They're JUST a Few Minutes Late : The Ramifications
I’ve come to realize that not everyone lives by the mantra of “ 5 minutes early is on time, on time is late and late is not an option”. One of my parents always operated this way while the other just showed up and timelines were a suggestion. So, I understand it can be challenging to corral people to be on time but I hope through showing the ramifications of tardiness as well as ways to curb it that a beneficial resolution for an easy flowing wedding day can be met.
It’s only a few minutes is something we hear all the time and when we hear it… we know it’s a lie. Not intentionally but rarely is it ever just five minutes. Even if it was only five minutes, if everyone operated this way that compounds! Let’s say that you + 5 adults are receiving hair services. The artist would need 4 hours and 45 minutes. If everyone ran 5 minutes late that’s adding a full 30 minutes! Suddenly the photographers are there and ready for you to get into wardrobe or do cute group shots in PJ’s on the bed… but we’re finishing because time compounded.
More realistically though is that not everyone will run late. Some may run late (+ 5-10 minutes) while others will need to grab something or use the restroom once the process has already began (+5-10 minutes). Some will want adjustments ( +10 or more minutes) which is totally fine but it does take time.
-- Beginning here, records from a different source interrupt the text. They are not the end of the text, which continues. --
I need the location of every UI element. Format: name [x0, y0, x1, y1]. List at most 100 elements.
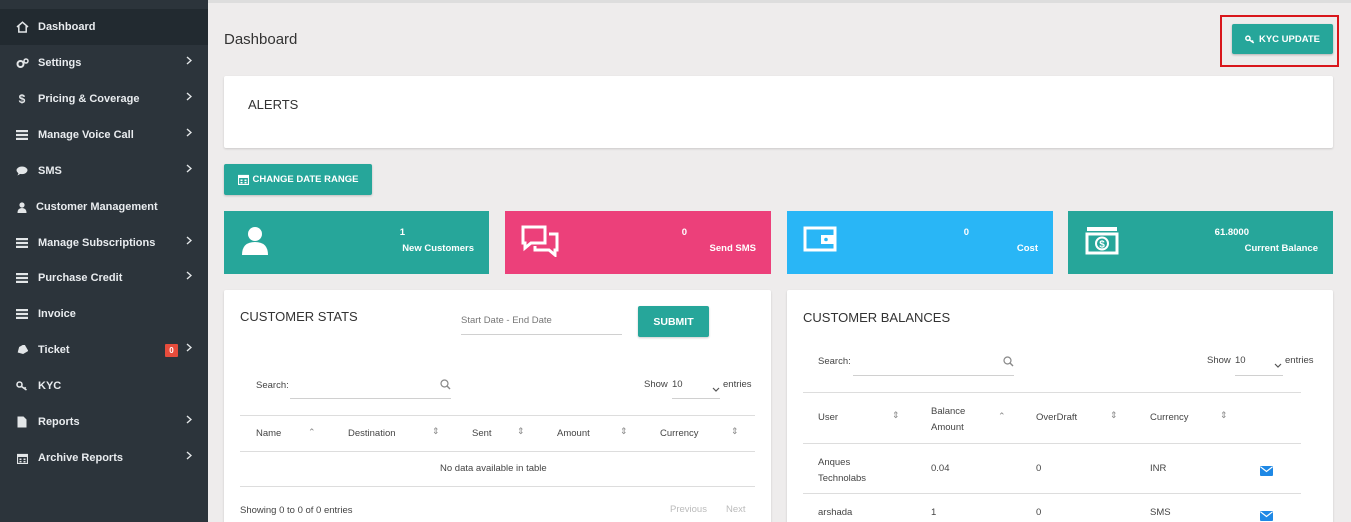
sidebar-item-customer-management[interactable]: Customer Management	[0, 189, 208, 225]
sidebar-item-pricing[interactable]: $ Pricing & Coverage	[0, 81, 208, 117]
customer-balances-title: CUSTOMER BALANCES	[803, 310, 951, 325]
svg-text:$: $	[1099, 240, 1105, 251]
stat-value: 1	[399, 227, 405, 238]
key-icon	[14, 381, 30, 391]
column-header-overdraft[interactable]: OverDraft	[1036, 412, 1077, 423]
sidebar-item-label: Dashboard	[38, 21, 96, 33]
date-range-input[interactable]: Start Date - End Date	[461, 315, 552, 326]
mail-icon[interactable]	[1260, 508, 1273, 522]
gears-icon	[14, 57, 30, 69]
sort-both-icon: ⇕	[620, 426, 628, 436]
list-icon	[14, 238, 30, 248]
next-page-button[interactable]: Next	[726, 504, 746, 515]
stat-label: Send SMS	[709, 243, 756, 254]
column-header-amount[interactable]: Amount	[557, 428, 590, 439]
column-header-balance-amount[interactable]: Balance Amount	[931, 404, 981, 436]
sidebar-item-invoice[interactable]: Invoice	[0, 296, 208, 332]
chevron-down-icon	[712, 380, 720, 398]
stat-cost: 0 Cost	[787, 211, 1053, 274]
sidebar-item-label: Reports	[38, 416, 80, 428]
column-header-currency[interactable]: Currency	[660, 428, 699, 439]
sidebar-item-label: Purchase Credit	[38, 272, 123, 284]
column-header-destination[interactable]: Destination	[348, 428, 396, 439]
sort-both-icon: ⇕	[892, 410, 900, 420]
calendar-icon	[237, 174, 249, 185]
column-header-name[interactable]: Name	[256, 428, 281, 439]
table-header-bottom-line	[240, 451, 755, 452]
list-icon	[14, 273, 30, 283]
sort-both-icon: ⇕	[731, 426, 739, 436]
search-input[interactable]	[853, 375, 1014, 376]
date-range-underline	[461, 334, 622, 335]
alerts-title: ALERTS	[248, 97, 299, 112]
customer-stats-title: CUSTOMER STATS	[240, 309, 358, 324]
change-date-range-button[interactable]: CHANGE DATE RANGE	[224, 164, 372, 195]
ticket-count-badge: 0	[165, 344, 178, 357]
stat-label: Current Balance	[1244, 243, 1318, 254]
stat-value: 61.8000	[1214, 227, 1249, 238]
chevron-right-icon	[186, 271, 193, 283]
stat-current-balance: $ 61.8000 Current Balance	[1068, 211, 1333, 274]
table-row-divider	[803, 493, 1301, 494]
sidebar-item-kyc[interactable]: KYC	[0, 368, 208, 404]
sidebar-item-label: Manage Voice Call	[38, 129, 134, 141]
table-bottom-line	[240, 486, 755, 487]
sidebar-item-dashboard[interactable]: Dashboard	[0, 9, 208, 45]
entries-label: entries	[1285, 355, 1314, 366]
sidebar-item-label: SMS	[38, 165, 62, 177]
search-input[interactable]	[290, 398, 451, 399]
chevron-right-icon	[186, 451, 193, 463]
stat-label: New Customers	[402, 243, 474, 254]
kyc-update-label: KYC UPDATE	[1258, 33, 1321, 45]
sidebar-item-purchase-credit[interactable]: Purchase Credit	[0, 260, 208, 296]
sidebar-item-label: Settings	[38, 57, 82, 69]
sidebar-item-archive-reports[interactable]: Archive Reports	[0, 440, 208, 476]
entries-label: entries	[723, 379, 752, 390]
column-header-user[interactable]: User	[818, 412, 838, 423]
sidebar-item-sms[interactable]: SMS	[0, 153, 208, 189]
show-label: Show	[644, 379, 668, 390]
top-divider	[208, 0, 1351, 3]
search-icon	[440, 377, 451, 395]
list-icon	[14, 309, 30, 319]
stat-label: Cost	[1016, 243, 1038, 254]
search-label: Search:	[818, 356, 851, 367]
user-icon	[240, 225, 270, 260]
column-header-sent[interactable]: Sent	[472, 428, 492, 439]
sort-asc-icon: ⌃	[308, 427, 316, 437]
stat-new-customers: 1 New Customers	[224, 211, 489, 274]
page-title: Dashboard	[224, 31, 298, 48]
cell-overdraft: 0	[1036, 507, 1042, 518]
show-label: Show	[1207, 355, 1231, 366]
sidebar-item-label: Archive Reports	[38, 452, 123, 464]
chevron-right-icon	[186, 236, 193, 248]
cell-currency: SMS	[1150, 507, 1171, 518]
page-size-select[interactable]: 10	[672, 379, 683, 390]
previous-page-button[interactable]: Previous	[670, 504, 707, 515]
submit-button[interactable]: SUBMIT	[638, 306, 709, 337]
column-header-currency[interactable]: Currency	[1150, 412, 1189, 423]
sort-both-icon: ⇕	[1110, 410, 1118, 420]
file-icon	[14, 416, 30, 428]
kyc-update-button[interactable]: KYC UPDATE	[1232, 24, 1333, 54]
sidebar-item-label: Manage Subscriptions	[38, 237, 156, 249]
table-header-top-line	[803, 392, 1301, 393]
cell-overdraft: 0	[1036, 463, 1042, 474]
sort-both-icon: ⇕	[432, 426, 440, 436]
sidebar-item-subscriptions[interactable]: Manage Subscriptions	[0, 225, 208, 261]
cell-user: Anques Technolabs	[818, 457, 867, 484]
search-icon	[1003, 354, 1014, 372]
sidebar-item-voice-call[interactable]: Manage Voice Call	[0, 117, 208, 153]
sidebar-item-settings[interactable]: Settings	[0, 45, 208, 81]
table-header-top-line	[240, 415, 755, 416]
sort-both-icon: ⇕	[1220, 410, 1228, 420]
page-size-select[interactable]: 10	[1235, 355, 1246, 366]
sort-asc-icon: ⌃	[998, 411, 1006, 421]
comment-icon	[14, 166, 30, 176]
mail-icon[interactable]	[1260, 463, 1273, 481]
sidebar-item-reports[interactable]: Reports	[0, 404, 208, 440]
wallet-icon	[803, 225, 837, 258]
table-info: Showing 0 to 0 of 0 entries	[240, 505, 353, 516]
empty-table-message: No data available in table	[440, 463, 547, 474]
sidebar-item-ticket[interactable]: Ticket 0	[0, 332, 208, 368]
Some will surprise us with extensions to be clipped in never previously mentioned ( +10-15minutes ). If even half outhouse happen in the above mentioned example ( marrier + 5 adults) or some combination of these things that will be an addition of 20 to 35 minutes and again we’re back to being late.
Of course we try to recover time but depending upon hair types, lengths and styles requested that’s not always possible. One late person’s time can for the most part be recovered but the more time hiccups the harder it is to claw back the clock.
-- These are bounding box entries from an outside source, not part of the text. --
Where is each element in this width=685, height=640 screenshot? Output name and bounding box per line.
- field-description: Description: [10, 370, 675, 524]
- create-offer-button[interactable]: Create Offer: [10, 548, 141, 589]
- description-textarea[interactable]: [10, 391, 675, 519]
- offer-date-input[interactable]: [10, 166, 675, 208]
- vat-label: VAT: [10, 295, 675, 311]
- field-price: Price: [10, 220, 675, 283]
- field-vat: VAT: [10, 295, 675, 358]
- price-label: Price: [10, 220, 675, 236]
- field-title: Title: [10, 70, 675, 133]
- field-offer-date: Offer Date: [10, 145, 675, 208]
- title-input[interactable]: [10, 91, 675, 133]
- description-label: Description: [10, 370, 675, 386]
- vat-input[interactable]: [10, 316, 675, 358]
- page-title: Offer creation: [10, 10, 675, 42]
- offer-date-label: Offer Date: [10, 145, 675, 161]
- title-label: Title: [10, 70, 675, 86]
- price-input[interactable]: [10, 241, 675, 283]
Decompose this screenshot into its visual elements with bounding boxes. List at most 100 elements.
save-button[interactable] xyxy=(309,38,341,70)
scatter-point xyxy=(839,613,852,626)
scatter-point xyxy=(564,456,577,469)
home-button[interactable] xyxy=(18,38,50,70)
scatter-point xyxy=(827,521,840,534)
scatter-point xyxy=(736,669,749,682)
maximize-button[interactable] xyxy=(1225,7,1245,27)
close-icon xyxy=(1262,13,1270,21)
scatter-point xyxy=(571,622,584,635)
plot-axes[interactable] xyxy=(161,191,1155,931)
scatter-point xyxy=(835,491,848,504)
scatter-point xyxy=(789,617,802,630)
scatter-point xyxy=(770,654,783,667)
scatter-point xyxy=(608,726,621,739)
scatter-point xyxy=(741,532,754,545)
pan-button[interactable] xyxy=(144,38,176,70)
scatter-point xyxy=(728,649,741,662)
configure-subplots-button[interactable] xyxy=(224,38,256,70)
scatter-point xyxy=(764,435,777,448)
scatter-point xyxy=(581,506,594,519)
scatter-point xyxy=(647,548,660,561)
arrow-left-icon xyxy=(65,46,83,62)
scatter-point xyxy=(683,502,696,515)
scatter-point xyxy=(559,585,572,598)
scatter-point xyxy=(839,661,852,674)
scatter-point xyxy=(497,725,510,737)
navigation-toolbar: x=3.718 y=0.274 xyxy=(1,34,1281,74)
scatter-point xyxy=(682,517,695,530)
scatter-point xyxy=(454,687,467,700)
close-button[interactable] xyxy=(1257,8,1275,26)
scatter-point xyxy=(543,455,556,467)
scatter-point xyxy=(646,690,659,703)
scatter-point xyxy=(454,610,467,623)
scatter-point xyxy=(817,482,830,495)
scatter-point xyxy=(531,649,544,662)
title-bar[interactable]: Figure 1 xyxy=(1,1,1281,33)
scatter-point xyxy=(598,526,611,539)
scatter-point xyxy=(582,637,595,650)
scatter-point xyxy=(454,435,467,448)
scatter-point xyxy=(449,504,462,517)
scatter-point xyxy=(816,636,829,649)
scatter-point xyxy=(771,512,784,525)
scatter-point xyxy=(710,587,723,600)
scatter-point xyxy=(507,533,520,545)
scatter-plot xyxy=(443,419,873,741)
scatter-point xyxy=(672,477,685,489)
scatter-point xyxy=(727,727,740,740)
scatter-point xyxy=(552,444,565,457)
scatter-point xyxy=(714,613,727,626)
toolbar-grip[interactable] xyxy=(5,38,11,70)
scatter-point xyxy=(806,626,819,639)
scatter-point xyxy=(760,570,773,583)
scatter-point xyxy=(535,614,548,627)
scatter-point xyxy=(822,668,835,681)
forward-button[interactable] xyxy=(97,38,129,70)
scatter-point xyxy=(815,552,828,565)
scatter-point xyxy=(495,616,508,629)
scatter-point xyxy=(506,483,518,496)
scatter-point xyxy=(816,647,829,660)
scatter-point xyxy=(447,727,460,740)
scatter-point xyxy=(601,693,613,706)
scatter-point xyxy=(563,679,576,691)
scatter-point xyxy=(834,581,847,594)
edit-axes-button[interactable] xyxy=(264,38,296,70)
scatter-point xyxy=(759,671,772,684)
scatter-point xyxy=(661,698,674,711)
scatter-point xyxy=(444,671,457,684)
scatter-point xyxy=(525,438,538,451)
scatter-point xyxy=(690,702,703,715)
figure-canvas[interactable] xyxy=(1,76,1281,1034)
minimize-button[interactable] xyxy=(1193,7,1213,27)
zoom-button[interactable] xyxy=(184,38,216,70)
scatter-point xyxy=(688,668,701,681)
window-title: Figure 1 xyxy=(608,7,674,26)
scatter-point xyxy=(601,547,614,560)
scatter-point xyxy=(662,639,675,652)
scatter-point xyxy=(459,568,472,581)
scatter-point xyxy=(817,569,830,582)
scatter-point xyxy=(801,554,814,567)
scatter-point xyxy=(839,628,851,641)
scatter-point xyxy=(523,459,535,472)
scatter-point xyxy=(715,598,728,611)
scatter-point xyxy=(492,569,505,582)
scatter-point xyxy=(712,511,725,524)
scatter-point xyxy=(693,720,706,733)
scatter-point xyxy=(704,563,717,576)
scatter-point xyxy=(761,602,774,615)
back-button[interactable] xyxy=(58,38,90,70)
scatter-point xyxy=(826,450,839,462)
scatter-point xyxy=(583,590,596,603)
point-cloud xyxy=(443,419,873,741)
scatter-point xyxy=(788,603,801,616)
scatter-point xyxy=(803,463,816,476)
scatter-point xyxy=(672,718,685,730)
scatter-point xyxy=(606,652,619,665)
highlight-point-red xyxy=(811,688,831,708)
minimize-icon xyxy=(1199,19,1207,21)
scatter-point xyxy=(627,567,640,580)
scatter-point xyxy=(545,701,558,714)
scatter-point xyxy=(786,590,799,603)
Some may say, “ finish with more buffer time” and if it’s possible we do. Typically we plan to be doing touch ups when the photographers arrive. We can always stretch out touch ups for the right pic and the actual work is already done. However, not everyone always has that flexibility because of the limited time they can start. If a venue won’t let you in until 9 am and you need to be ready at 2 pm then after set up ( 15 minutes) we are coming into the finish right as the clock strikes done.
What can you do? I FULLY believe tardiness can be prevented and as someone related to a perpetually tardy person who wasn’t tardy at my wedding I may know a thing or two about wrangling.
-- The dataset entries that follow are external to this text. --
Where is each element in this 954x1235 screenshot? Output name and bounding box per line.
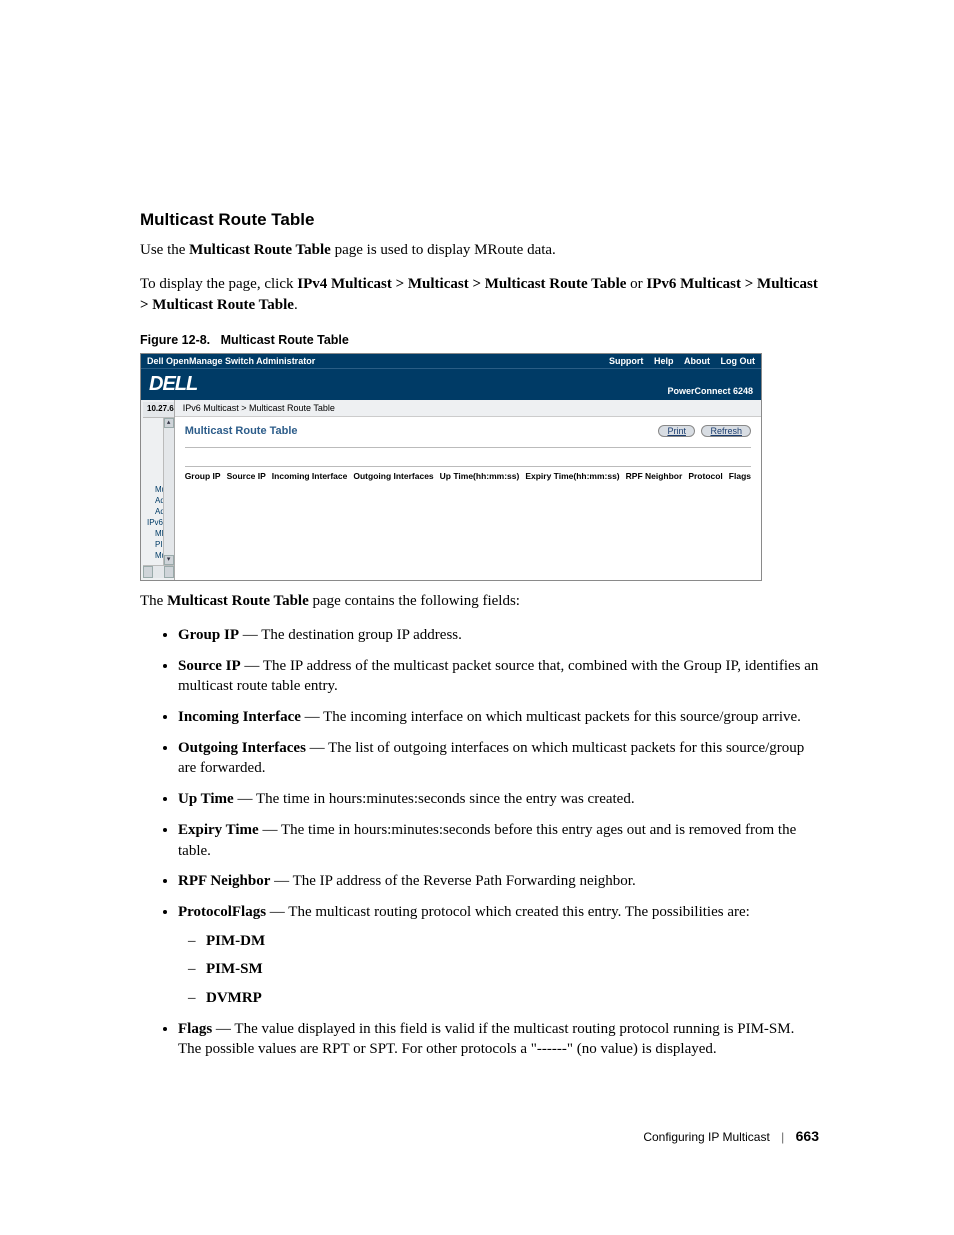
main-panel: IPv6 Multicast > Multicast Route Table M… [175, 400, 761, 580]
list-item: PIM-SM [206, 959, 819, 980]
col-header: Up Time(hh:mm:ss) [440, 471, 520, 481]
product-name: PowerConnect 6248 [667, 386, 753, 396]
screenshot: Dell OpenManage Switch Administrator Sup… [140, 353, 762, 581]
figure-title: Multicast Route Table [221, 333, 349, 347]
field-desc: — The multicast routing protocol which c… [266, 904, 750, 920]
field-name: Group IP [178, 627, 239, 643]
list-item: Expiry Time — The time in hours:minutes:… [178, 820, 819, 861]
field-desc: — The time in hours:minutes:seconds befo… [178, 822, 796, 859]
protocol-options: PIM-DM PIM-SM DVMRP [178, 931, 819, 1009]
afterfig-paragraph: The Multicast Route Table page contains … [140, 591, 819, 611]
text: The [140, 593, 167, 609]
list-item: Group IP — The destination group IP addr… [178, 625, 819, 646]
term: Multicast Route Table [189, 242, 331, 258]
field-desc: — The incoming interface on which multic… [301, 709, 801, 725]
device-ip: 10.27.64.151 [143, 402, 174, 418]
table-header-row: Group IP Source IP Incoming Interface Ou… [185, 466, 751, 481]
scrollbar-vertical[interactable]: ▴▾ [163, 418, 174, 565]
field-name: Source IP [178, 658, 241, 674]
scroll-down-icon[interactable]: ▾ [164, 555, 174, 565]
logo-row: DELL PowerConnect 6248 [141, 368, 761, 400]
list-item: ProtocolFlags — The multicast routing pr… [178, 902, 819, 1009]
nav-path: IPv4 Multicast > Multicast > Multicast R… [297, 276, 626, 292]
list-item: PIM-DM [206, 931, 819, 952]
field-desc: — The time in hours:minutes:seconds sinc… [234, 791, 635, 807]
nav-support[interactable]: Support [609, 356, 644, 366]
col-header: Incoming Interface [272, 471, 348, 481]
field-name: Incoming Interface [178, 709, 301, 725]
list-item: Up Time — The time in hours:minutes:seco… [178, 789, 819, 810]
intro-paragraph-2: To display the page, click IPv4 Multicas… [140, 274, 819, 315]
page: Multicast Route Table Use the Multicast … [0, 0, 954, 1204]
col-header: Group IP [185, 471, 221, 481]
col-header: Outgoing Interfaces [353, 471, 433, 481]
scroll-up-icon[interactable]: ▴ [164, 418, 174, 428]
nav-tree[interactable]: Interface Summ Candidate RP C Static RP … [143, 418, 174, 565]
app-title: Dell OpenManage Switch Administrator [147, 356, 315, 366]
section-heading: Multicast Route Table [140, 210, 819, 230]
nav-help[interactable]: Help [654, 356, 674, 366]
col-header: Flags [729, 471, 751, 481]
text: . [294, 297, 298, 313]
list-item: Source IP — The IP address of the multic… [178, 656, 819, 697]
scrollbar-horizontal[interactable] [143, 565, 174, 578]
sidebar: 10.27.64.151 Interface Summ Candidate RP… [141, 400, 175, 580]
dell-logo: DELL [149, 373, 197, 396]
field-list: Group IP — The destination group IP addr… [140, 625, 819, 1060]
app-titlebar: Dell OpenManage Switch Administrator Sup… [141, 354, 761, 368]
page-footer: Configuring IP Multicast | 663 [140, 1128, 819, 1144]
figure-number: Figure 12-8. [140, 333, 210, 347]
field-desc: — The IP address of the multicast packet… [178, 658, 818, 695]
list-item: Outgoing Interfaces — The list of outgoi… [178, 738, 819, 779]
refresh-button[interactable]: Refresh [701, 425, 751, 437]
text: or [626, 276, 646, 292]
col-header: Expiry Time(hh:mm:ss) [525, 471, 619, 481]
nav-about[interactable]: About [684, 356, 710, 366]
panel-title: Multicast Route Table [185, 425, 298, 437]
text: To display the page, click [140, 276, 297, 292]
field-name: Outgoing Interfaces [178, 740, 306, 756]
field-name: Up Time [178, 791, 234, 807]
field-name: Expiry Time [178, 822, 259, 838]
field-desc: — The value displayed in this field is v… [178, 1021, 794, 1058]
col-header: RPF Neighbor [626, 471, 683, 481]
chapter-name: Configuring IP Multicast [643, 1130, 770, 1144]
term: Multicast Route Table [167, 593, 309, 609]
col-header: Protocol [688, 471, 722, 481]
field-name: Flags [178, 1021, 212, 1037]
intro-paragraph-1: Use the Multicast Route Table page is us… [140, 240, 819, 260]
option: DVMRP [206, 990, 262, 1006]
page-number: 663 [796, 1128, 819, 1144]
field-name: RPF Neighbor [178, 873, 270, 889]
breadcrumb: IPv6 Multicast > Multicast Route Table [175, 400, 761, 417]
list-item: Flags — The value displayed in this fiel… [178, 1019, 819, 1060]
text: page is used to display MRoute data. [331, 242, 556, 258]
option: PIM-SM [206, 961, 263, 977]
separator: | [781, 1130, 784, 1144]
list-item: RPF Neighbor — The IP address of the Rev… [178, 871, 819, 892]
field-name: ProtocolFlags [178, 904, 266, 920]
list-item: DVMRP [206, 988, 819, 1009]
figure-caption: Figure 12-8. Multicast Route Table [140, 333, 819, 347]
print-button[interactable]: Print [658, 425, 695, 437]
nav-logout[interactable]: Log Out [721, 356, 756, 366]
text: Use the [140, 242, 189, 258]
field-desc: — The destination group IP address. [239, 627, 462, 643]
list-item: Incoming Interface — The incoming interf… [178, 707, 819, 728]
option: PIM-DM [206, 933, 265, 949]
field-desc: — The IP address of the Reverse Path For… [270, 873, 635, 889]
text: page contains the following fields: [309, 593, 520, 609]
col-header: Source IP [227, 471, 266, 481]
First, emphasize the importance of timelines and even provide them our morning guide so they won’t forget anything when it comes time to sit in the chair. Tell them if they are too late ( in our book that’s 10 minutes) we will swap someone else into their slot and they will be bumped to when it’s logical (ie not necessarily next if we’re also balancing makeup schedule).
Secondly, if you know someone is always late, request they are put at the end of the timeline. That way they have the whole day to do their other things and arrive on time. Likely receiving reminders throughout the day of their approaching time slot too. By them being at the end if they are late the only person they are impacting style wise is themselves. That may sound harsh but it does the most damage control for the timeline as a whole.
Finally there is the option of a fake timeline. Present your perpetually tardy people with a timeline to where their time slot is a full 30-60 minutes before what it really is. Or just tell them you need to be here by 12pm, while you know their slot isn’t until 1pm. Now, this only works if someone isn’t going to compare their timeline with anyone else’s . This is what I did with my family member and while it may sound a bit deceitful it worked. She was on time, we didn’t run late, neither of us were stressed because of tardiness and we didn’t get frustrated with one another on my wedding day because of tardiness. So in my eyes it was worth it and I know for a fact other couples have also implemented this strategy after I told them because it works.
So repeat after me: “I will do my best to be on-time and prepared for services. If I’m not I understand the consequential stress is my own doing”. In all seriousness I hope this put timelines into perspective because ultimately we want you to have an amazing and stress free day. I absolutely believe to achieve that we eliminate gunk that can frazzle us. So, let’s plan to have a super zen wedding morning with these easy steps.